Its not as though the college will sue you or anything like that for backing out of an early-decision agreement, but, the student will have a difficult time applying to other schools for the upcoming academic year.
(If the student isn't accepted into the early-decision school, the high school will supply transcripts to whatever other regular-decision institutions the student applied for... but the idea is that if a student wants to apply early-decision, they either attend the early-decision school for the upcoming year or none of its competitors. If you want to take multiple offers from multiple competing schools and compare them, you need to apply regular-decision or early-action)
How are you supposed to focus on learning and school work if you already known that you are getting in YC to do a startup? Which more often than not is going to fail instead of focusing on your studies which you are paying big dollars for (potentially at least).
Also to a smaller degree you are giving up info to YC which in theory would also allow them to identify a trend to fund someone else ahead of you. (Relevant if they turn you down).
YC seems to be walking that same path - seeking a commitment before the student knows all the choices that may be available post-graduation.

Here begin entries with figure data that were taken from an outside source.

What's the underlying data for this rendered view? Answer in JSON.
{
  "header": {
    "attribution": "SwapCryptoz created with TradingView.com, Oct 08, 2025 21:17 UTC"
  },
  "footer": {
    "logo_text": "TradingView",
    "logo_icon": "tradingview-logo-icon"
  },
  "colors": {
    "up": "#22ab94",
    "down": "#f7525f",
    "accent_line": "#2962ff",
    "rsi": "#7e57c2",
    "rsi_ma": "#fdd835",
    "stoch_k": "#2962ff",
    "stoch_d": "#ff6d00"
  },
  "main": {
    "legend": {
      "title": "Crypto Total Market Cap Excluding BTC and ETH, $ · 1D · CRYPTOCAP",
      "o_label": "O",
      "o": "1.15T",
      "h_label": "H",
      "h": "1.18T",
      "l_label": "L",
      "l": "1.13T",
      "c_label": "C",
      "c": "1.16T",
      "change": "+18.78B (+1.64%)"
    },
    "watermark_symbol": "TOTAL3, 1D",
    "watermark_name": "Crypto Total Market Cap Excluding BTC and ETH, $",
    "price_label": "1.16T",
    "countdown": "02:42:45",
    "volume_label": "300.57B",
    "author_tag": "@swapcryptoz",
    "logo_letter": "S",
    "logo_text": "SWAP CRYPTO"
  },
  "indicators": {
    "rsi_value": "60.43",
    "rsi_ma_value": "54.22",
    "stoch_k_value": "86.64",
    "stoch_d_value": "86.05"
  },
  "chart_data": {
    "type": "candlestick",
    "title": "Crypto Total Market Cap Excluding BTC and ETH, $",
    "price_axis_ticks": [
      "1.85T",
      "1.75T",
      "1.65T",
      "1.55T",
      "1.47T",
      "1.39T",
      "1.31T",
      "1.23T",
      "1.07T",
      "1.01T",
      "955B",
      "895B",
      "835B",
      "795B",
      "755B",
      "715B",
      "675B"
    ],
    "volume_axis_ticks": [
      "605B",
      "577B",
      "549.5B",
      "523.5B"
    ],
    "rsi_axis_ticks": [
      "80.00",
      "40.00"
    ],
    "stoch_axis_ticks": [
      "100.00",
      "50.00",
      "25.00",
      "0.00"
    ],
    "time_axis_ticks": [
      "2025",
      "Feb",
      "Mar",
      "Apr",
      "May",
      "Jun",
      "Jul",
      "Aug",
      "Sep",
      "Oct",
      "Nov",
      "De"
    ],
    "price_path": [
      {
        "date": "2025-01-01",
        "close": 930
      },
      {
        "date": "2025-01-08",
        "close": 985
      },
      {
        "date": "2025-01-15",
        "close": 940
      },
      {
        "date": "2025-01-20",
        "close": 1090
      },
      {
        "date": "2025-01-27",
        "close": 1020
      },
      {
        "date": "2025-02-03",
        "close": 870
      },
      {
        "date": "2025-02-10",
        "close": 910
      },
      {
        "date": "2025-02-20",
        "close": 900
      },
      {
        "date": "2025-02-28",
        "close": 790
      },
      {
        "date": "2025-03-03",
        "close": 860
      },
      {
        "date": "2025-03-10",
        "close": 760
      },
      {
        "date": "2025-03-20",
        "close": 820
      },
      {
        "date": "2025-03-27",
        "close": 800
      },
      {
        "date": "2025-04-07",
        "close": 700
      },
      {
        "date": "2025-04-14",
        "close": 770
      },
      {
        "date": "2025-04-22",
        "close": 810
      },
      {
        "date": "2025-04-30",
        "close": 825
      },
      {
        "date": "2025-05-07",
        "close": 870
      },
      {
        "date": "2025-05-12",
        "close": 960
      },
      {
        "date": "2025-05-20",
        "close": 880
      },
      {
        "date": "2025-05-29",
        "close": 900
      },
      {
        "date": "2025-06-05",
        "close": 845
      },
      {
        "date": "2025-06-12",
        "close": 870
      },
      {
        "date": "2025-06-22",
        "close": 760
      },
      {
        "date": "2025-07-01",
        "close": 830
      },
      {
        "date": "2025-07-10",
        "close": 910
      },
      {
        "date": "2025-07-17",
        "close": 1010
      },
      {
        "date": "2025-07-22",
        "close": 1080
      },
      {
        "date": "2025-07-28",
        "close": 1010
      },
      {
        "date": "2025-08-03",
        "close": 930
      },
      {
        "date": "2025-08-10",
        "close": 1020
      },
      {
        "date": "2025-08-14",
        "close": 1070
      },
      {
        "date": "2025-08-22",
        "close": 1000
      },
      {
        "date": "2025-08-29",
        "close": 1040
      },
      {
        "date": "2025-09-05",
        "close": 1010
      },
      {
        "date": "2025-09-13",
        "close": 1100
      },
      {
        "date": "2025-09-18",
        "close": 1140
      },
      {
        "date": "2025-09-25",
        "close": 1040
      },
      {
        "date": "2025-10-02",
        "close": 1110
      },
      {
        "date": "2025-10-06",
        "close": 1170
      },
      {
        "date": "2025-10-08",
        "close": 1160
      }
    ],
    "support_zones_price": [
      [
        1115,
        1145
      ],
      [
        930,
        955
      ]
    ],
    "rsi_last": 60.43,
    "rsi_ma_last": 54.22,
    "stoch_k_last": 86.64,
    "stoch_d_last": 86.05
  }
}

Is there an intent to also give some incentive to compensate for that? Or is YC not asking for a commitment, and instead just making it an invitation that can be taken or not?
In a lot of ways, you could think about this as giving students more optionality as they will have the opportunity to consider YC alongside other extremely compelling opportunities. It's smart for YC to try and get in front of students when they're in a better mindset to evaluate that tradeoff.
I'm sure there are a lot of students who would have be great YC candidates but end up signing a Google offer in the fall and just stay there for years because the pay is so good it doesn't make sense to leave...
Having the plan nailed down that early may allow you to think and develop the idea differently than if you're not sure whether you're doing YC or working a job, what city you'll live in, etc.
Since it's optional for the applicant, I don't see any significant downside that would require an extraordinary amount of additional incentive.
If you’re accepted, you will be early accepted into the Summer 2019 batch which begins in June. If you’re not accepted, you can apply again during the regular Summer 2019 application cycle which begins in March.
I assume that means you'll find out at the same time as everyone else - so yes, "Early Rejection"Early Rejection will make it even easier for students to abandon the idea of building their startup after graduation.
Then It’ll be perfectly balanced, as all thing should be.
It's even more surprising given research correlating founder age and industry experience to the likelihood of big exits. https://insight.kellogg.northwestern.edu/article/younger-vs-...
This solidifies the view that YC is modeled as a "founder college" for the young and cash-starved, weened as they are on ready-made social support systems, institutional authority, and formal rewards.